Les mots
À l’inverse de Graciela Iturbide, peu de photographes contemporains peuvent se prévaloir d’une œuvre jalonnée d’un nombre aussi important d’icônes quasi universelles.
Qu’il s’agisse de la matrone coiffée d’une couronne d’iguanes vivants, de la jeune fille traversant le désert avec pour seul bagage un improbable radio-cassette, ou encore de cet homme entre deux âges contemplant, incrédule, l’envol d’une bande d’oiseaux, ce sont autant d’images immédiatement et à jamais gravées dans nos mémoires.
Celle qui fut l’élève, puis l’assistante de Manuel Álvarez Bravo – avant d’être reconnue comme son héritière spirituelle – figure aujourd’hui sans nul doute comme la plus digne représentante, en matière de photographie, de ce réalisme magique qui semble marquer de son sceau les formes les plus diverses de l’art et de la culture latino-américains et plus encore ce qui nous vient du Mexique.
Les membres du jury de la fondation Hasselblad ne s’y sont pas trompés, lui décernant en 2008 le très prestigieux Hasselblad Award.
Ici, pas besoin de mise en scène, de détournement du réel: il suffit de regarder d’un œil attentif et prédisposé pour que tout paraisse relever du rêve, de la légende, d’un monde à l’écart du monde. Comme si le Mexique figurait un théâtre à grande échelle, comme si ses habitants avaient endossé les défroques adéquates pour jouer sur une scène où l’on passerait sans transition de la comédie la plus burlesque au drame le plus sombre.
Longtemps, Graciela Iturbide fut surtout connue pour une série réalisée à Juchitán, cette petite ville de l’État d’Oaxaca principalement régie par ses habitantes – sans que l’on puisse pour autant parler de matriarcat mais de la perpétuation de lointaines structures sociales zapotèques.
Mais il n’y a pas que Juchitán et ses maîtresses-femmes. L’œuvre recèle bien d’autres joyaux, diamants bruts, sans la moindre afféterie.
Iturbide aime son peuple et sa vie sans luxe. Elle aime ces enfants aux ailes immaculées, angelots pas encore confrontés aux réalités adultes, ces hommes aux visages burinés par trop de soleil et trop de misère, ces êtres frustes qui vont à l’essentiel et dialoguent avec la mort.

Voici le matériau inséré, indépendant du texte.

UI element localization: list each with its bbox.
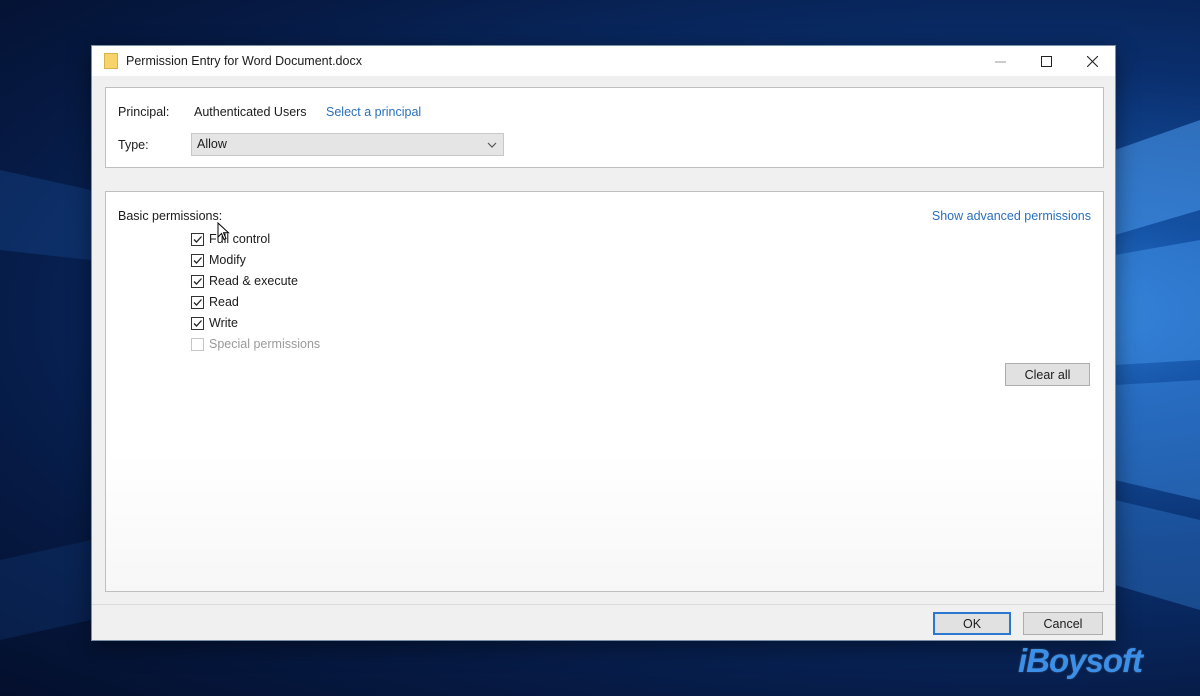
mouse-pointer-icon — [217, 222, 230, 241]
window-title: Permission Entry for Word Document.docx — [126, 54, 362, 68]
permission-modify[interactable]: Modify — [191, 251, 246, 269]
close-button[interactable] — [1069, 46, 1115, 76]
permission-read-execute[interactable]: Read & execute — [191, 272, 298, 290]
write-label: Write — [209, 316, 238, 330]
modify-label: Modify — [209, 253, 246, 267]
principal-panel: Principal: Authenticated Users Select a … — [105, 87, 1104, 168]
select-principal-link[interactable]: Select a principal — [326, 105, 421, 119]
principal-label: Principal: — [118, 105, 170, 119]
minimize-button[interactable] — [977, 46, 1023, 76]
minimize-icon — [994, 61, 1006, 62]
maximize-button[interactable] — [1023, 46, 1069, 76]
chevron-down-icon — [487, 142, 497, 148]
show-advanced-permissions-link[interactable]: Show advanced permissions — [932, 209, 1091, 223]
type-label: Type: — [118, 138, 149, 152]
permission-special: Special permissions — [191, 335, 320, 353]
checkmark-icon — [193, 319, 202, 327]
cancel-button[interactable]: Cancel — [1023, 612, 1103, 635]
checkmark-icon — [193, 277, 202, 285]
checkmark-icon — [193, 298, 202, 306]
read-execute-checkbox[interactable] — [191, 274, 204, 288]
watermark-logo: iBoysoft — [1018, 642, 1143, 679]
clear-all-button[interactable]: Clear all — [1005, 363, 1090, 386]
write-checkbox[interactable] — [191, 316, 204, 330]
permission-read[interactable]: Read — [191, 293, 239, 311]
title-bar[interactable]: Permission Entry for Word Document.docx — [92, 46, 1115, 76]
type-dropdown[interactable]: Allow — [191, 133, 504, 156]
modify-checkbox[interactable] — [191, 253, 204, 267]
full-control-checkbox[interactable] — [191, 232, 204, 246]
principal-value: Authenticated Users — [194, 105, 307, 119]
read-checkbox[interactable] — [191, 295, 204, 309]
folder-icon — [104, 53, 118, 69]
read-label: Read — [209, 295, 239, 309]
permission-write[interactable]: Write — [191, 314, 238, 332]
read-execute-label: Read & execute — [209, 274, 298, 288]
checkmark-icon — [193, 235, 202, 243]
close-icon — [1086, 55, 1098, 67]
special-permissions-label: Special permissions — [209, 337, 321, 351]
permission-entry-dialog: Permission Entry for Word Document.docx … — [91, 45, 1116, 641]
checkmark-icon — [193, 256, 202, 264]
maximize-icon — [1040, 55, 1052, 67]
type-dropdown-value: Allow — [197, 137, 227, 151]
basic-permissions-heading: Basic permissions: — [118, 209, 223, 223]
permissions-panel: Basic permissions: Show advanced permiss… — [105, 191, 1104, 592]
special-permissions-checkbox — [191, 337, 204, 351]
footer-divider — [92, 604, 1115, 605]
ok-button[interactable]: OK — [933, 612, 1011, 635]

Tout ici relève de l’union bénie entre les éclairs du poète et la rigueur de l’anthropologue attaché aux rites et aux coutumes. Le temps est confiné à une autre dimension, absent de ces images qui nous emmènent vers un ailleurs à la fois onirique et bien ancré dans le réel.
Depuis quelque temps déjà, Iturbide a élargi son territoire photographique, opérant désormais aux États-Unis, en Italie ou en Inde et privilégiant le carré du moyen format.
Si la photographe fut un temps attachée à son médium pour ses vertus cathartiques – il s’agissait pour elle de conjurer le sort de la perte d’un enfant –, sa pratique s’est muée en une célébration de la vie, souvent symbolisée par des images d’oiseaux, plus souvent encore par des images d’oiseaux en plein vol. Elle les surprend où qu’elle soit, où qu’elle aille, feux d’artifices vivants, nuages, tornades…
À défaut d’ailes, Graciela Iturbide vole grâce à ses yeux. Ce sont eux qui la libèrent de la pesanteur, qui lui permettent de voyager, qui lui permettent de poser un regard à la fois distant et plein d’humanité sur le monde.
Et, généreusement, elle nous invite à partager ses émerveillements.